Tallahassee, FL 1/912 (StreetBeat) -- Bristol-Myers Squibb (NYSE: BMY) agreed late on Saturday to buy Inhibitex (Nasdaq: INHX), a maker of a hepatitis C treatment, for about $2.5 billion in cash, as major drug companies seek to bolster their pipelines with more profitable specialty products.
Under the deal, Bristol-Myers will pay $26 a share through a two-step merger, beginning with a tender offer. That represents a huge 163 percent premium over Inhibitex’s closing price Friday.
“The acquisition of Inhibitex builds on Bristol-Myers Squibb’s long history of discovering, developing and delivering innovative new medicines in virology and enriches our portfolio of investigational medicines for hepatitis C,” Lamberto Andreotti, chief executive of Bristol-Myers, said in a statement.
Many big pharmaceutical companies have turned to mergers in recent years to plug holes in their drug pipelines, in large part to replace products that are set to face generic competition. Such companies are turning increasingly to smaller biopharmaceutical players developing specialized — and therefore hard to replicate — treatments.
In Inhibitex, Bristol-Myers will buy a company focused on antiviral products. Its main drug, INX-189, is an oral medicine being developed for hepatitis C that the company hopes will form the basis for simpler treatments of the disease.

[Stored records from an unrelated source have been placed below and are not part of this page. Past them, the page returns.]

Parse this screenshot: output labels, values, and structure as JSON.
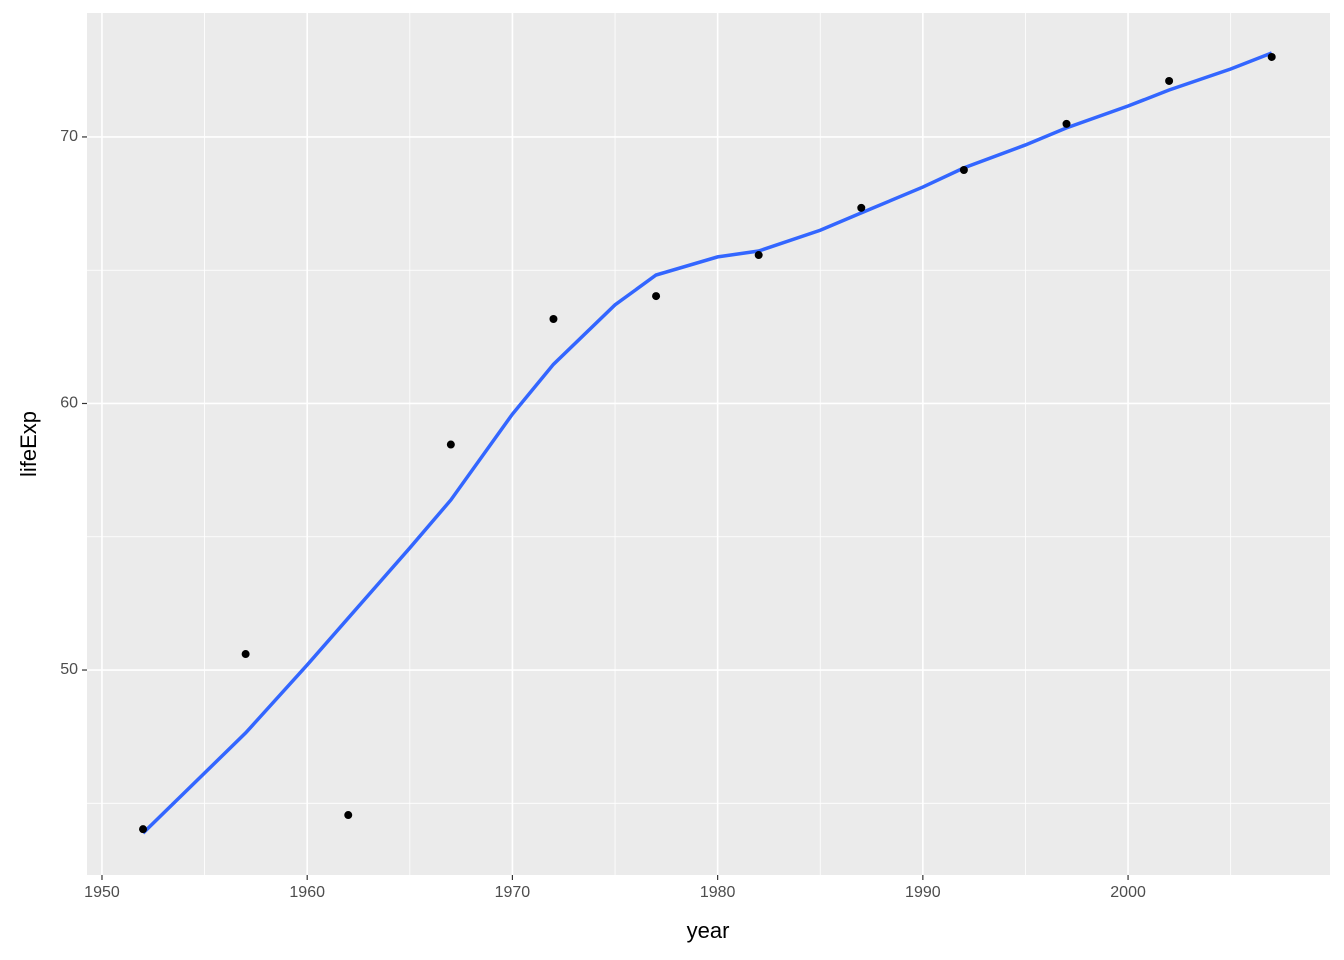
{
  "chart_data": {
    "type": "scatter",
    "x_label": "year",
    "y_label": "lifeExp",
    "x": [
      1952,
      1957,
      1962,
      1967,
      1972,
      1977,
      1982,
      1987,
      1992,
      1997,
      2002,
      2007
    ],
    "values": [
      44.03,
      50.6,
      44.56,
      58.46,
      63.17,
      64.03,
      65.57,
      67.34,
      68.76,
      70.49,
      72.1,
      73.0
    ],
    "color": "#000000",
    "smooth": {
      "color": "#3366ff",
      "x": [
        1952,
        1957,
        1960,
        1962,
        1965,
        1967,
        1970,
        1972,
        1975,
        1977,
        1980,
        1982,
        1985,
        1987,
        1990,
        1992,
        1995,
        1997,
        2000,
        2002,
        2005,
        2007
      ],
      "values": [
        43.88,
        47.64,
        50.19,
        51.95,
        54.58,
        56.38,
        59.6,
        61.47,
        63.7,
        64.82,
        65.5,
        65.72,
        66.5,
        67.15,
        68.12,
        68.84,
        69.7,
        70.34,
        71.16,
        71.76,
        72.55,
        73.15
      ]
    },
    "xlim": [
      1949.27,
      2009.84
    ],
    "ylim": [
      42.31,
      74.65
    ],
    "xticks": [
      1950,
      1960,
      1970,
      1980,
      1990,
      2000
    ],
    "yticks": [
      50,
      60,
      70
    ],
    "xminor": [
      1955,
      1965,
      1975,
      1985,
      1995,
      2005
    ],
    "yminor": [
      45,
      55,
      65
    ],
    "grid": true
  }
}
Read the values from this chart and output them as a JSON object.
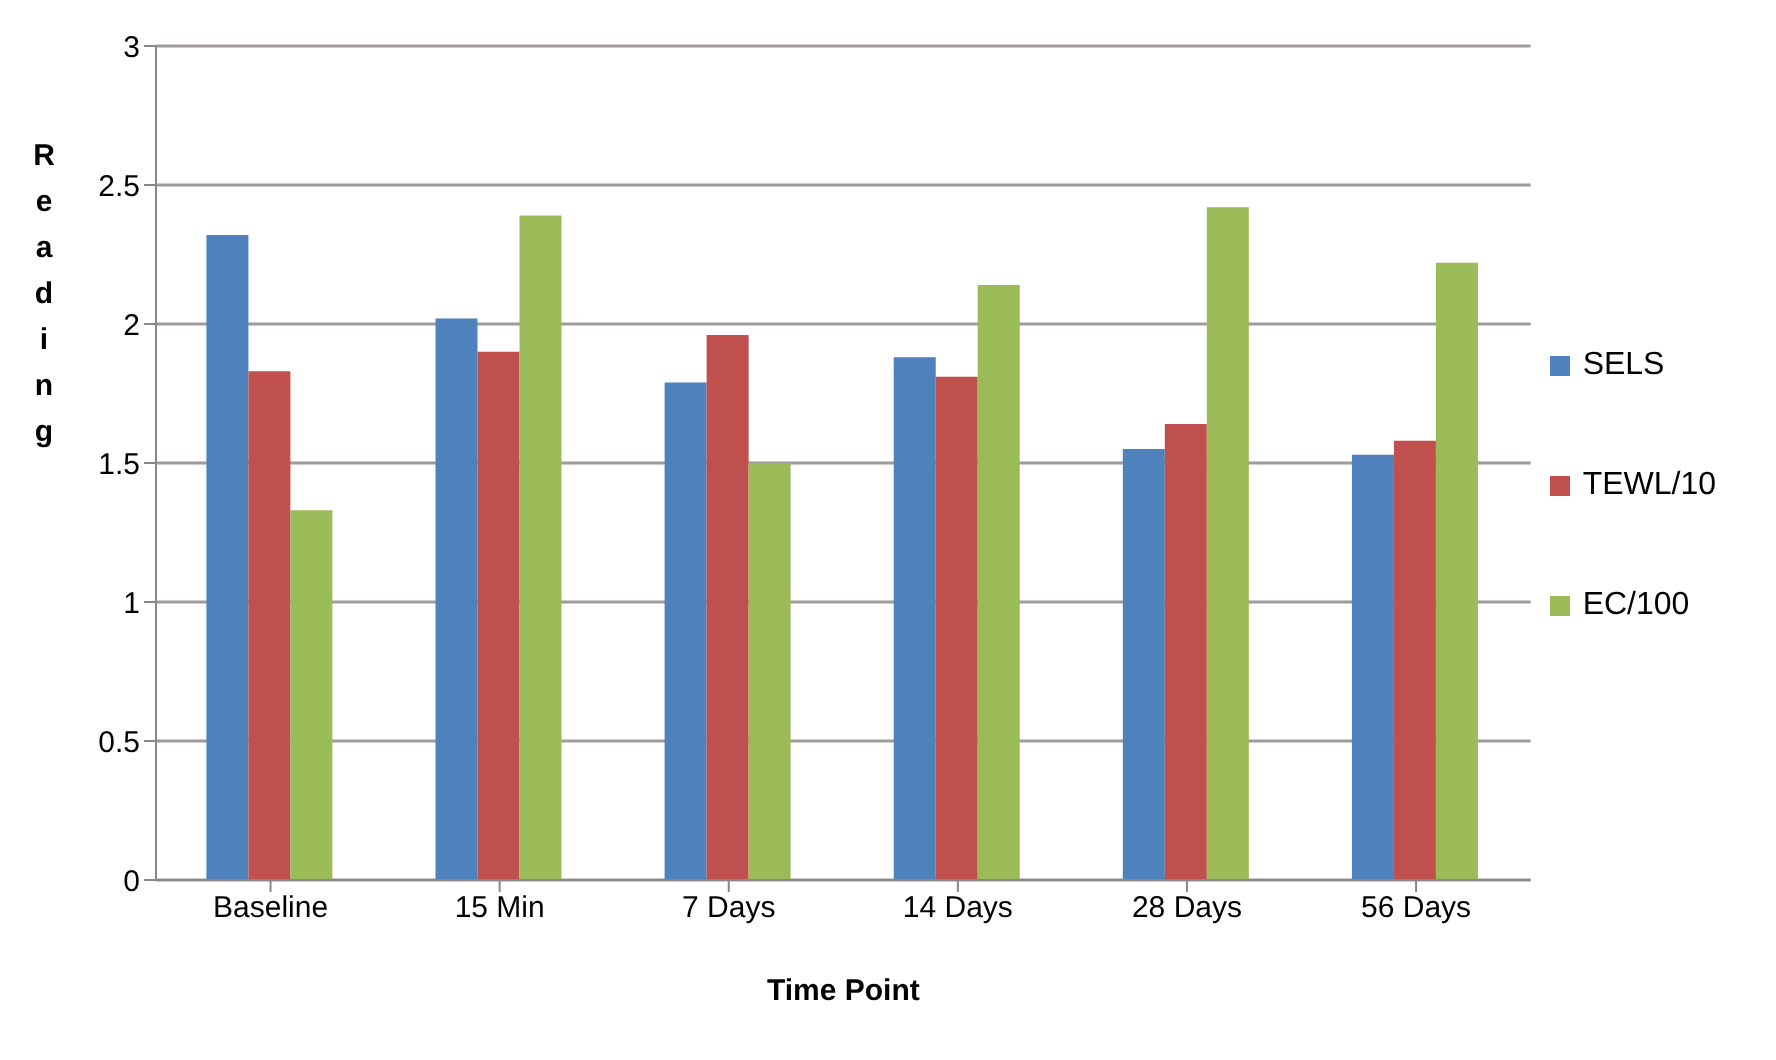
{
  "chart_data": {
    "type": "bar",
    "xlabel": "Time Point",
    "ylabel": "Reading",
    "categories": [
      "Baseline",
      "15 Min",
      "7 Days",
      "14 Days",
      "28 Days",
      "56 Days"
    ],
    "series": [
      {
        "name": "SELS",
        "color": "#4f81bd",
        "values": [
          2.32,
          2.02,
          1.79,
          1.88,
          1.55,
          1.53
        ]
      },
      {
        "name": "TEWL/10",
        "color": "#c0504d",
        "values": [
          1.83,
          1.9,
          1.96,
          1.81,
          1.64,
          1.58
        ]
      },
      {
        "name": "EC/100",
        "color": "#9bbb59",
        "values": [
          1.33,
          2.39,
          1.5,
          2.14,
          2.42,
          2.22
        ]
      }
    ],
    "ylim": [
      0,
      3
    ],
    "yticks": [
      0,
      0.5,
      1,
      1.5,
      2,
      2.5,
      3
    ],
    "grid": "y",
    "legend": "right"
  }
}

Yet the deal is an expensive bet by Bristol-Myers, which says it expects the takeover to hurt its profitability for the next four years. Its earnings are expected to fall by 4 cents a share this year and 5 cents a share next year.
Inhibitex has not proved profitable lately, reporting annual losses from 2008 through 2010. For the quarter ended Sept. 30, the company, based in Alpharetta, Ga., reported a $5.3 million loss atop $1.3 million in revenue.
Bristol-Myers has said it plans to finance its bid by drawing upon its cash hoard. Shareholders owning about 17 percent of Inhibitex’s stock have already agreed to support the merger.